The investigators noted that the Global Burden of Disease Study treats psoriasis as a single entity consisting of psoriatic skin disease without taking into account the association with psoriatic arthritis, the increased risk of cardiovascular disease, or the enormous psychosocial sequelae of this disfiguring disease, which typically lasts for more than 40 years, or more than 60 years in individuals with childhood-onset psoriasis.

Dr. Augustin and the other founders of the Grand Challenges in Global Skin Initiative recently laid out the case for the project (Br J Dermatol. 2015 Jun;172(6):1469-72). The plan is to develop evidence-based proof of the added value of dermatologic care.

“Innovation in health care delivery has frequently ignored the needs of the whole patient and the populations in which they live. Skin disease has been a casualty in this respect,” the authors wrote. “However, perhaps the most powerful contribution to making skin health a realizable objective over the next 25 years is the recognition, among leaders of governments and nongovernmental organizations, that it is a realistic, affordable, and achievable goal, integral to future health and research strategies.”

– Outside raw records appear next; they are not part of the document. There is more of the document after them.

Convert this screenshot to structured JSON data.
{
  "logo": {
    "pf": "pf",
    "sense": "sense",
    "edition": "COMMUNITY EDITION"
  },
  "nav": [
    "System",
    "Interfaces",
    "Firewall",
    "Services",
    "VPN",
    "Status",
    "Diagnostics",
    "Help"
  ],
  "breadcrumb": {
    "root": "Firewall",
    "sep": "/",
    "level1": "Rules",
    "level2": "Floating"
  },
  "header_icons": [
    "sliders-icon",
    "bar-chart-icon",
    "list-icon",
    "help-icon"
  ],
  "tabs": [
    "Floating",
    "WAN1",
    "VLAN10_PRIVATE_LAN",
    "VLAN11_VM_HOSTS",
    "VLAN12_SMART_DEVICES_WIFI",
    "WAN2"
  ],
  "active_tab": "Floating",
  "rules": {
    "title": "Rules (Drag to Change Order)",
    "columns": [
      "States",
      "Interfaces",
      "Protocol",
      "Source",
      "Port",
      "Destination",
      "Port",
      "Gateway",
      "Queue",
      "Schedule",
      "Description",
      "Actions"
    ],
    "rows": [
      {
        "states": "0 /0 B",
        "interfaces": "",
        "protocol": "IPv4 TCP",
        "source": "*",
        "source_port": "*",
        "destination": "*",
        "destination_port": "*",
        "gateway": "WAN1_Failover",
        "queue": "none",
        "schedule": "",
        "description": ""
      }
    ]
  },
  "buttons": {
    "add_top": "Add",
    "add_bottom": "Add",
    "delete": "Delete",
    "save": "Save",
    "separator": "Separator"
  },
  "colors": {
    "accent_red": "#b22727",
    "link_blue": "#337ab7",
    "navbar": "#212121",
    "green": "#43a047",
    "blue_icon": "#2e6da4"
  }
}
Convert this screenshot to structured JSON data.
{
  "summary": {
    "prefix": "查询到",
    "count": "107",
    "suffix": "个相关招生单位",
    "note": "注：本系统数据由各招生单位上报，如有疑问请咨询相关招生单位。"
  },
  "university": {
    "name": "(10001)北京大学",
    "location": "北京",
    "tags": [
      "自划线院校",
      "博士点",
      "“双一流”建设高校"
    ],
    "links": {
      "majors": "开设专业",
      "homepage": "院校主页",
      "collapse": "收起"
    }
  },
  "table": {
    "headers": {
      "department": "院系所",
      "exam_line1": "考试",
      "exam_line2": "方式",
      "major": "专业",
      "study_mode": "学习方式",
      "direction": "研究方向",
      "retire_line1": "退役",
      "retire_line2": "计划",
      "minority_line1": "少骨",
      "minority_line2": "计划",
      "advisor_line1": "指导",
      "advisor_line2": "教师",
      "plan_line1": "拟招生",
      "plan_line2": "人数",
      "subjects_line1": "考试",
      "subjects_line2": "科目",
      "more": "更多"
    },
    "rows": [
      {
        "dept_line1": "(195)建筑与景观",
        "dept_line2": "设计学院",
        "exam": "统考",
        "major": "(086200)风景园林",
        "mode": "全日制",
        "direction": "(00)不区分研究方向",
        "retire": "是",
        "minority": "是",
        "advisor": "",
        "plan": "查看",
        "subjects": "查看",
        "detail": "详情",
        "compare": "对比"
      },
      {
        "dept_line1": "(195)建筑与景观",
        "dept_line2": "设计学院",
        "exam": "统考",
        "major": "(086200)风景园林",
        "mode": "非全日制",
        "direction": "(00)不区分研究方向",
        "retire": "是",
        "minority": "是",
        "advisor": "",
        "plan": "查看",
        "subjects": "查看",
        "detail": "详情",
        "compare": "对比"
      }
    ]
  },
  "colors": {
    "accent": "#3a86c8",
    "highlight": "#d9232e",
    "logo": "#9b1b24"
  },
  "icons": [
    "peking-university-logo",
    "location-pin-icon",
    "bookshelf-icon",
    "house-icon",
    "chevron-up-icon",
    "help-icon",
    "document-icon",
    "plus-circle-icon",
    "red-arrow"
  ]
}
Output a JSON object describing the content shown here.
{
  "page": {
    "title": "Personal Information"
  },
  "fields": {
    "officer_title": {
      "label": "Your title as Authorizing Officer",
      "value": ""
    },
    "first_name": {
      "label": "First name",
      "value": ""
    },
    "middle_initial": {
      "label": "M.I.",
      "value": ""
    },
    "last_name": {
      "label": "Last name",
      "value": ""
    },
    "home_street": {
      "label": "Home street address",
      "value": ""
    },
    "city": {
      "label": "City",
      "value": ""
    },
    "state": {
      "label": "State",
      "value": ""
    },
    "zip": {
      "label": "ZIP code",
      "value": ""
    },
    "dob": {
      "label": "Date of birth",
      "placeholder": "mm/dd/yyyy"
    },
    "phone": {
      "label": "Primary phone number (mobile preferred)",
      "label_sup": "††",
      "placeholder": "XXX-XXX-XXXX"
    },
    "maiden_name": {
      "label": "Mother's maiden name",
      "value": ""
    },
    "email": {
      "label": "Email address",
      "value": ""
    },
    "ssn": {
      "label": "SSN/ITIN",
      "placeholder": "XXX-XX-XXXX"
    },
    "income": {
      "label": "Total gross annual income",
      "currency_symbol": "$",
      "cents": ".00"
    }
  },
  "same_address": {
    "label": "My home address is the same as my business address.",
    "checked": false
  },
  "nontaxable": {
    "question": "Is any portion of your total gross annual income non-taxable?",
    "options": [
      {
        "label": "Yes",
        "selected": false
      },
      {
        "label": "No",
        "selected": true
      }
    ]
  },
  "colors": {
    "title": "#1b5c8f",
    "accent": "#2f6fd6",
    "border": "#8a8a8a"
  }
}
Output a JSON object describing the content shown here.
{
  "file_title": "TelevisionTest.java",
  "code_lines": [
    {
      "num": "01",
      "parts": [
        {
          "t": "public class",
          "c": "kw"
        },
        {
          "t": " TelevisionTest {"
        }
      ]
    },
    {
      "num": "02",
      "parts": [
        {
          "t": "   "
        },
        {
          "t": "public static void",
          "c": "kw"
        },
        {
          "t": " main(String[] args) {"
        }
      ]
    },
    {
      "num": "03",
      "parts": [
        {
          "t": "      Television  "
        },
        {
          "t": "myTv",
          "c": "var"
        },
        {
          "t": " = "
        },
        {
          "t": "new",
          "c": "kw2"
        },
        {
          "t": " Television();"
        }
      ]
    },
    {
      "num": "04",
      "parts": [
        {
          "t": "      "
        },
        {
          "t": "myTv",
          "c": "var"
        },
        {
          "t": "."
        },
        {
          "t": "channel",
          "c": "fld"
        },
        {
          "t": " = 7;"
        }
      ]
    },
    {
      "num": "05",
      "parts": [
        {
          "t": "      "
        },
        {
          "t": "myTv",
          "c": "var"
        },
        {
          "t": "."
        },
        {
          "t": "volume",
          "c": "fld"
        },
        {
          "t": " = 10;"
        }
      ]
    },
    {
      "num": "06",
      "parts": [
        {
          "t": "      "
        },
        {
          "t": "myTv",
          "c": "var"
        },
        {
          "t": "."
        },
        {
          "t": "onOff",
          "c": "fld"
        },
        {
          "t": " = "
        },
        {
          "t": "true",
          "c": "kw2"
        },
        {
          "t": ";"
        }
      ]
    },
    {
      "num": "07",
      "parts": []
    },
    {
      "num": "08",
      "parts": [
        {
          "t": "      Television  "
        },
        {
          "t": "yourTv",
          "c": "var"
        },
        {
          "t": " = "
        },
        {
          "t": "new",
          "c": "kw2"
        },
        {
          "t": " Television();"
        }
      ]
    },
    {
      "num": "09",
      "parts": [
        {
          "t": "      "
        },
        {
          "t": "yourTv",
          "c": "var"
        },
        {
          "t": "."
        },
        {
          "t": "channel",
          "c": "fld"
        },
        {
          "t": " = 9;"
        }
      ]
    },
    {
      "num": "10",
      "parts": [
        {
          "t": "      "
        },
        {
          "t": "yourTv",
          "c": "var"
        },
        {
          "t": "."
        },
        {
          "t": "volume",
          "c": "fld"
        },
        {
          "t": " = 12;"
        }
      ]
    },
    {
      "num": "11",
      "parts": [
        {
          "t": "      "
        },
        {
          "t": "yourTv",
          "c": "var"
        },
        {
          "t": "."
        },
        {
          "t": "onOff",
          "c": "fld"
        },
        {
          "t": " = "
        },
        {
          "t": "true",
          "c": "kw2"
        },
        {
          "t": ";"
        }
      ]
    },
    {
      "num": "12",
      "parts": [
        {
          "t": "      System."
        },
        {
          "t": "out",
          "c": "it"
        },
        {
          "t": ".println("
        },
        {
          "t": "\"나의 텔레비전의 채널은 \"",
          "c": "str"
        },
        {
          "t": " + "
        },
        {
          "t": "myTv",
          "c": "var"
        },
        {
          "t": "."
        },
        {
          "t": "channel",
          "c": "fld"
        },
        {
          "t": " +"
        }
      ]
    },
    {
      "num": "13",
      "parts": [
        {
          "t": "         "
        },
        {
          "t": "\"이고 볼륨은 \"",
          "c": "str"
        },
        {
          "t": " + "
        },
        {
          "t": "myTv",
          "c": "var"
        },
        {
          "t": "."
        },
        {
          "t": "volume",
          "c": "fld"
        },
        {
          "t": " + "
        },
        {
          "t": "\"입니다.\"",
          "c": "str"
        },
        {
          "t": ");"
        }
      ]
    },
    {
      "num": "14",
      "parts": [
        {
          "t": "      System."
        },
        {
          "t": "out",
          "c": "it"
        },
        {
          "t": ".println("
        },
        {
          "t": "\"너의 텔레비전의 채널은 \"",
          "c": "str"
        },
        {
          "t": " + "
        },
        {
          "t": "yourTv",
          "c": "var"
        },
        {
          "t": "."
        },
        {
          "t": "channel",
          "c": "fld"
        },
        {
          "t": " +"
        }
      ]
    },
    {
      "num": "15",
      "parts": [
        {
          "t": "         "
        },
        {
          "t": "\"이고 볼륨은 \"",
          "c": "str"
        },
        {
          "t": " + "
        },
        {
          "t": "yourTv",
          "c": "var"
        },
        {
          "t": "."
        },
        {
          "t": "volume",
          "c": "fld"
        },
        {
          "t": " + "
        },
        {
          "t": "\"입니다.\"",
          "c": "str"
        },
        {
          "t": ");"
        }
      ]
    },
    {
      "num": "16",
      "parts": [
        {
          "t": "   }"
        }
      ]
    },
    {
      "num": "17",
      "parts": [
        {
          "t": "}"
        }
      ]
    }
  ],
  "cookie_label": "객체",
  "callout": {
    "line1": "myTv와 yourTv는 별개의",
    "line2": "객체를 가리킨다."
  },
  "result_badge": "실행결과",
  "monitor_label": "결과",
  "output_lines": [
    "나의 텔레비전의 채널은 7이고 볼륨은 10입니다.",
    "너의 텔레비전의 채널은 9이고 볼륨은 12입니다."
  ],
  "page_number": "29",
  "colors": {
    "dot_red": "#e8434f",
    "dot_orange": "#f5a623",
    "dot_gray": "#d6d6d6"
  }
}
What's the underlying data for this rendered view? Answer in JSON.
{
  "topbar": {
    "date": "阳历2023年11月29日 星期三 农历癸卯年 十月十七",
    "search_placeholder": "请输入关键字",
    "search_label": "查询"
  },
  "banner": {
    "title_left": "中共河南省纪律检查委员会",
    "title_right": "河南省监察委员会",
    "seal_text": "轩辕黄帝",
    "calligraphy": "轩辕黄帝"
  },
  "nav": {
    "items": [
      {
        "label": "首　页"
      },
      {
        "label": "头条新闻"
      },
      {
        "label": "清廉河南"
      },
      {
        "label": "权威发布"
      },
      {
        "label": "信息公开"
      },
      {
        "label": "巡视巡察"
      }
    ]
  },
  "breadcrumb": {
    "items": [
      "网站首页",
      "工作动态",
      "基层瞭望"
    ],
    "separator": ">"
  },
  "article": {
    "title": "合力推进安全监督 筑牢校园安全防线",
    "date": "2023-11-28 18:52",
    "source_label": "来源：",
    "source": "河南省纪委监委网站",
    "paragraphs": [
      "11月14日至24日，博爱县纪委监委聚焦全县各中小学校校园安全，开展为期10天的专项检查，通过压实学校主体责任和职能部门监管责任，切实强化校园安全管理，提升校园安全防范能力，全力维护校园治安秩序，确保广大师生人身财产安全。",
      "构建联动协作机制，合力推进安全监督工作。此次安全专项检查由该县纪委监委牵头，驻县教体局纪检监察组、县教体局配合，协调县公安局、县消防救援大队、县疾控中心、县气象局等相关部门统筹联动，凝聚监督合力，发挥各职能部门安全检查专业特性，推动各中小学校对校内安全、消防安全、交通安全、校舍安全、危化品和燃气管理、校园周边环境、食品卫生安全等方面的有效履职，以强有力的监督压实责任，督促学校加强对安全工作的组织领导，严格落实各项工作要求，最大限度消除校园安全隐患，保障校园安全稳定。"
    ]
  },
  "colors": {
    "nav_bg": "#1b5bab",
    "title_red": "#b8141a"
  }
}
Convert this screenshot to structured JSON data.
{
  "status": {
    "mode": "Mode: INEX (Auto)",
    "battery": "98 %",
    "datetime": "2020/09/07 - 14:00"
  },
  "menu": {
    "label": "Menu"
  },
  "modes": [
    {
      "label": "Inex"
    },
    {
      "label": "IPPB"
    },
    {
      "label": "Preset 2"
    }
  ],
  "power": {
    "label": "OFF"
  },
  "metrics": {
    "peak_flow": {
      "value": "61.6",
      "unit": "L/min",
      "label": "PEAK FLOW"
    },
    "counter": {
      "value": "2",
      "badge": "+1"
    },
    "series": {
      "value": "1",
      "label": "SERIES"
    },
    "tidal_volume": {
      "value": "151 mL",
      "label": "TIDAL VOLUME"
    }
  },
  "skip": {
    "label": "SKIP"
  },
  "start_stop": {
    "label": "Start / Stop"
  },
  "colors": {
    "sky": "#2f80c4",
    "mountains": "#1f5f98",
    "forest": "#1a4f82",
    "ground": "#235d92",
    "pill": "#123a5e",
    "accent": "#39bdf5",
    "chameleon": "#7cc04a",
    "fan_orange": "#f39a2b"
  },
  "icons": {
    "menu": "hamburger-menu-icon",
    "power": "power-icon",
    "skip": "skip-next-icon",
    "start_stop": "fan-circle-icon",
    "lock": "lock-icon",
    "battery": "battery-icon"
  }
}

The initial round of projects being undertaken through the initiative includes creation of a global psoriasis atlas, documentation of the adverse impact of UV exposure on outdoor workers on every continent, a centers-of-excellence program regarding aging skin, and a project addressing scabies – “a huge problem worldwide, and especially in developing countries,” Dr. Augustin noted.

“We intend to communicate our message to decision makers and let the patients speak; it’s in our common interest,” he said.

He reported having no relevant financial conflicts.